The Cardinals needed a mad dash to sneak into the postseason on the final day of the 2011 regular season, but according to third-order wins, the difference between the Cardinals and division champion Brewers was just four wins, a difference which could disappear if Fielder signs with a new team and the Cardinals ink Beltran or Rollins (or Fielder for that matter), Meanwhile the Braves team that by all rights should have won the wild card instead of St. Louis was worth shy of 84 third-order wins.

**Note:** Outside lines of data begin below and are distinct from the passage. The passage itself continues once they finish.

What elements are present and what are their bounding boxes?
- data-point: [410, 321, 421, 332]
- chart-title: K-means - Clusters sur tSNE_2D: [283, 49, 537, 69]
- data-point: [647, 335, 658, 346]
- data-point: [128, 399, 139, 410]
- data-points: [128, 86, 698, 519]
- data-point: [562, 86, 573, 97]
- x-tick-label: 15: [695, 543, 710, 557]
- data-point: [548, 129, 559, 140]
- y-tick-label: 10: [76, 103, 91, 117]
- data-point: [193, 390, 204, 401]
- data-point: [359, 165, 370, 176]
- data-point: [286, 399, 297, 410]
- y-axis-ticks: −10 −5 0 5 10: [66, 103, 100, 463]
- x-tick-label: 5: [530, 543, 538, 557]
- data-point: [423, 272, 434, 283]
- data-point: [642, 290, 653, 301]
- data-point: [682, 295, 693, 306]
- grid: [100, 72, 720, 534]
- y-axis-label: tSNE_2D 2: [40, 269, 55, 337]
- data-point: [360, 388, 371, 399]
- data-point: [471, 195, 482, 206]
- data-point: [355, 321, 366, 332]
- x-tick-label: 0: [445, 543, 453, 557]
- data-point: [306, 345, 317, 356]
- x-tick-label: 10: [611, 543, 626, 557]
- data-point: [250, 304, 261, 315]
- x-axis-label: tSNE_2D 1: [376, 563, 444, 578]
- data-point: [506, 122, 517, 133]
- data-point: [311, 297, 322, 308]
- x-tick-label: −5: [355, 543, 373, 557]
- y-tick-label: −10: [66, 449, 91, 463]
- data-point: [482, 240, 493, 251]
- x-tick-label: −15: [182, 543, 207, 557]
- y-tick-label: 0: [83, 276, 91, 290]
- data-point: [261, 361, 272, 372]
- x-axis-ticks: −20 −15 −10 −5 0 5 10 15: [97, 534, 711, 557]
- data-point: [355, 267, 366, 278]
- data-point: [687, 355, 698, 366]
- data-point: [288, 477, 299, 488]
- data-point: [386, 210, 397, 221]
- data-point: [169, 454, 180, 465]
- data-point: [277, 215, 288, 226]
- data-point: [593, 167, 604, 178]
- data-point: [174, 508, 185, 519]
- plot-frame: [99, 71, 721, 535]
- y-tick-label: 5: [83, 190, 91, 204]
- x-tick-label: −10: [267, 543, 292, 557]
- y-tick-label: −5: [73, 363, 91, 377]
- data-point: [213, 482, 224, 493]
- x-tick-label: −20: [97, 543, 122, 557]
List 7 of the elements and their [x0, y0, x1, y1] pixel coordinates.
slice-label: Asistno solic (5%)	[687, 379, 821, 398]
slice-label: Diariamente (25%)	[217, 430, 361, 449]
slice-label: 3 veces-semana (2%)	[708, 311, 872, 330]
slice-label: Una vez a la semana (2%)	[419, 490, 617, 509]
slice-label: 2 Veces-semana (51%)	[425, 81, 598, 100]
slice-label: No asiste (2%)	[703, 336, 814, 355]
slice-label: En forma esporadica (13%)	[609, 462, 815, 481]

Losing Pujols might had devastated Cardinals fans emotionally, but it is not all that large a blow to the defending World Series champion's status as contenders for the coming season. They should be right in the thick of things again. Meanwhile, they just got to enjoy one of the greatest 11-year runs of all-around dominance in the game's history, one that made the seven-year, $100 million extension the Cardinals gave Pujols in 2004 look like a bargain and netted three pennants and two World Series wins capped by the greatest single-game postseason performance (his three-homer output in Game 5), and one of the greatest World Series conclusions, in major league history. Given the talent on hand and the options available to them the rest of this offseason, don't be surprised to see the Cardinals make a run at retaining their title.